You guys, I’m not exaggerating when I say that the ride to the beach was a disaster! Without going into too much detail (because certain family members would AND SHOULD be embarrassed by their behavior), let’s just say that it started with Ana screaming, escalated to others screaming, tapered off with a lot of crying, and ended with a mass silent treatment- everybody not talking to ANYBODY.
LET THE VACATION BEGIN!
Here are a few highlights:
Miniature Golf
Miniature golf began like every other fun-filled family activity, with smiles and good intentions.
Then, like every other fun-filled family activity, it quickly unraveled …
It could have been her ball was the wrong shade of pink, or that I opened her water bottle even though she’s “…A KINDERGARTNER NOW AND NOT A BABY!” I can’t remember, I just know that we decided to ignore her, hoping she’d get out of her funk.

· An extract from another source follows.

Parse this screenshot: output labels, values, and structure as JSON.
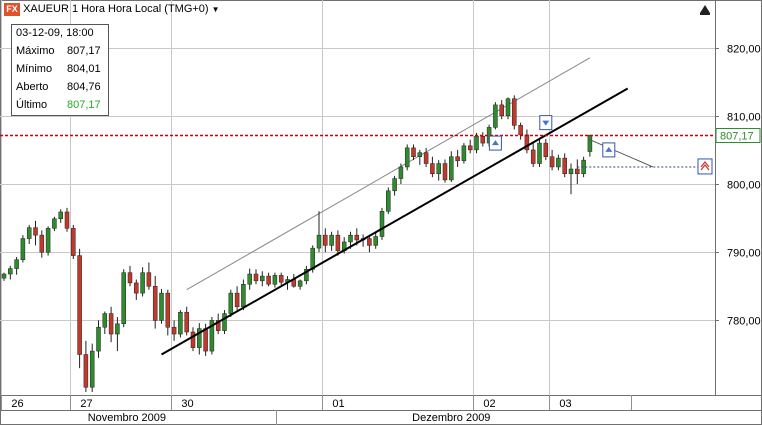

It was somewhere around hole #12 that I no longer sensed her intense anger trying to ignite my body with the heat of a thousand suns. In fact, I felt nothing but a cool breeze- and that’s how I knew she was gone.
Panicked, we quickly spread out in a familiar and often executed Search & Rescue Arc Formation, sweeping the perimeter and conducting a thorough search as we returned to home base.
At approximately 1:07 pm, she was found in a roped off area, sitting on a mushroom and contemplating her awful, unfair life.
Lunch Date
My mother-in-law was kind enough to take the kids to the pool so Brian and I could go on a romantic lunch date….apparently with this lady.
OMG! The moment we were seated, this lady turns towards me, leans into our table likes she’s about to tell me a secret, and starts reading a book! ARE YOU KIDDING ME? I’d rather hear the secret.
At one point, our table cloth interfered with her pages.
Do these things happen to other people or do I unknowingly cast some kind of crazy net?
Tennis
Brian’s mom had a tennis date with 2 other players and Brian offered to play as the 4th. He then proceeded to talk smack to his 70 year old competitors, throwing comments like “I’m going to run circles around you!” and “Bring it on, old man!” His competitiveness has no limits…or tact.
Not so secretly, I was hoping they’d kick his ass, proving that you can’t judge a book by its cover and that age is just a number and all that crap. Unfortunately, he was terrific.
The Bay
We decided to forgo the Labor Day beach crowd and drove to the bay.
“Hey, this place is great! Why don’t we come here more often? Wait, what’s that smell?”
If you look behind Brian, you’ll notice a pile of dead and decaying horseshoe crabs who had washed on the shore to mate…then die.
Prehistoric ‘sex on the beach”
Funland on the boardwalk
The blur of this picture captures the way Funland makes me feel- chaotically crazed. In fact, I picture Hell as one long carnival ride line, teenagers pushing and shoving while little kids lick rusty railings and drip ice cream on my feet.
But then I look at this face and think “It’s all worth it.”
On The Way Home
Someone mentioned the word “nuts”, someone else thought they said “donuts”, and suddenly we were using the gps to track down the best donut shops in Dover, Delaware- thus, the 2014 “Fatty Detour” was born.
*Did you know there’s a Dunkin Donuts almost every 2 miles?